A porta se fechou em três segundos, e tão rapidamente que quase não percebi, James e eu estávamos completamente sozinhos, naquela enorme e bonita biblioteca repleta de livros. Senti-me a vontade o suficiente para percorrer algumas estantes, procurando meus contos preferidos. James claramente me seguiu.



- Você gosta de ‘Romeu e Julieta’? – Perguntou ele, atrás de mim. Era o livro, como percebi depois, que eu acabara de pegar. Por sorte, meu preferido.



- É o meu predileto. – Confessei sorrindo para a capa azul escura. – Li tantas vezes que sei as falas decoradas.



- Também gosto muito deste livro. – Concordou James e pegou outro. Era um mais grosso e marrom. Velho, como notei. – Mas prefiro este: ‘A Lenda de Camelot’.



Confirmei com a cabeça, e mechas loiras claras caíram sobre o meu ombro esquerdo com o gesto. Passaram-se alguns minutos, e conversamos animadamente sobre


literatura, um gosto comum entre nós dois. Mas, assim como aconteceu com Vera na noite anterior, o ruído de uma porta de madeira sendo aberta nos atrapalhou a conversa.



- Crianças, é a hora do chá. – Anunciou Georgina, sorridente. Pude avistar mamãe atrás dela, esticando a cabeça para me enxergar. Eu e James nos retiramos do cômodo, e acompanhamos as senhoras pela casa até estarmos de volta à sala de estar.
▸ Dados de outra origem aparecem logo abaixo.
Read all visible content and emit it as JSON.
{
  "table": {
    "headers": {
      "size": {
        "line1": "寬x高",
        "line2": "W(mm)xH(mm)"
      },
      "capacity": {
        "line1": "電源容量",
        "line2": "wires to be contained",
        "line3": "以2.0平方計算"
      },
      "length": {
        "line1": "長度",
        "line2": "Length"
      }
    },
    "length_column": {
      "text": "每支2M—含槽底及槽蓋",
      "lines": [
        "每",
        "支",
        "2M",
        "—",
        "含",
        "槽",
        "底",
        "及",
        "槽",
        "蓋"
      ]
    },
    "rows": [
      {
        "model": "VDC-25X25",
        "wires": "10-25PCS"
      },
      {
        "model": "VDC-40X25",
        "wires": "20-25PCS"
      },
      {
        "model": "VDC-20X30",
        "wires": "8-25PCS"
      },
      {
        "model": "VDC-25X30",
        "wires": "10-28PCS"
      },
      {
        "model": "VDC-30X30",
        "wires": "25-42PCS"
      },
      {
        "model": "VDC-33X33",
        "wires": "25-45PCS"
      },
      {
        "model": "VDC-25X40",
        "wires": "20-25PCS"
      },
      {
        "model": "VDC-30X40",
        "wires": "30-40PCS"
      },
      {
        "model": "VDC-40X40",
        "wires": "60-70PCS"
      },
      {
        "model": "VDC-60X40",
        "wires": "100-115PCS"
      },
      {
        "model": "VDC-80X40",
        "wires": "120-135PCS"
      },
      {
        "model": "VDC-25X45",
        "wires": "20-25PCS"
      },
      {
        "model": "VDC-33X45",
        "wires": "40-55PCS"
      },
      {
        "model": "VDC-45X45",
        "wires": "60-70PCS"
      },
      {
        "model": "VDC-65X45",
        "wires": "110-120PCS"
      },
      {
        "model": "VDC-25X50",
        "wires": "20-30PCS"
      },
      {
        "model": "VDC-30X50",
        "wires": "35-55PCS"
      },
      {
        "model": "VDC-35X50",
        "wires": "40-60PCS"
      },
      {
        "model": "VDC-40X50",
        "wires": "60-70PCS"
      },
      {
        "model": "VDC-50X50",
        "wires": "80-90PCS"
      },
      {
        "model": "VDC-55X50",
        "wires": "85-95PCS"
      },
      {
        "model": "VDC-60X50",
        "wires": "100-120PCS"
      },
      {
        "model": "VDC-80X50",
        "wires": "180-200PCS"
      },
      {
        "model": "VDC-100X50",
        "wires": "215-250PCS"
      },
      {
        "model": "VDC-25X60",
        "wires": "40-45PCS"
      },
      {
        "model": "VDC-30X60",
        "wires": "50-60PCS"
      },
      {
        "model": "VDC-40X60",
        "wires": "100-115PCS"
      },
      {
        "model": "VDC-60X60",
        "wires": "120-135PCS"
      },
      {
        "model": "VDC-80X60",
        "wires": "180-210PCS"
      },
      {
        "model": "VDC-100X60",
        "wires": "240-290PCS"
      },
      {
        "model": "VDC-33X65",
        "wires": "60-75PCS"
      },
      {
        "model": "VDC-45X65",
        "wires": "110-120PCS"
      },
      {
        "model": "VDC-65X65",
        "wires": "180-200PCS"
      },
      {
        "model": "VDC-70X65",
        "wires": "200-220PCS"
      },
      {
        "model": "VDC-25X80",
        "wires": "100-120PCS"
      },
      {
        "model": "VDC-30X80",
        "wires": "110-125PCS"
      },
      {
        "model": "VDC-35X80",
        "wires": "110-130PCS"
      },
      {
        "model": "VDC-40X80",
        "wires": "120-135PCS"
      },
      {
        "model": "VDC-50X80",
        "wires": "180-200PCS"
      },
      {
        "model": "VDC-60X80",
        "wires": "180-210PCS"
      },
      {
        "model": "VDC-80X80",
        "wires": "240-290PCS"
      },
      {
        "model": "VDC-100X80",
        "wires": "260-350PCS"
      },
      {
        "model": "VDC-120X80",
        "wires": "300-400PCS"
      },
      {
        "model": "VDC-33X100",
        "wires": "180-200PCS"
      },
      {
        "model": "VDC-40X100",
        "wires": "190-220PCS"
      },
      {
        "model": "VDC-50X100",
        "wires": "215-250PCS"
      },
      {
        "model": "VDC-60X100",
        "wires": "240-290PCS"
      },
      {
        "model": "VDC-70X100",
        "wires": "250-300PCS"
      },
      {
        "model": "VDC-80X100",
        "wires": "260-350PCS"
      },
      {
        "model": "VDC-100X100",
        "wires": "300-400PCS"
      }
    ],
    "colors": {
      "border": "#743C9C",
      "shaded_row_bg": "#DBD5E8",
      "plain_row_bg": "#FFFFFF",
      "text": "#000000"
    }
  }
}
Em uma mesinha miúda, que no máximo caberiam cinco pessoas, estava posto o saboroso chá. O odor que inalava era bastante agradável, tanto que fiquei satisfeita, quando a empregada encheu minha xícara até a borda. Entre goles e bolachas, o assunto entre nós foi fluindo.



Ao entardecer, mamãe e eu nos despedimos dos Vangor. Iríamos nos encontrar, com absoluta certeza, no domingo. Minha família inteira estaria no baile de máscaras na ultima noite do ano, e logicamente, todos os outros da alta sociedade haviam sido convidados também.



Acenei um ‘adeus’ para James, enquanto me dirigia para a carruagem. William era como sempre pontual.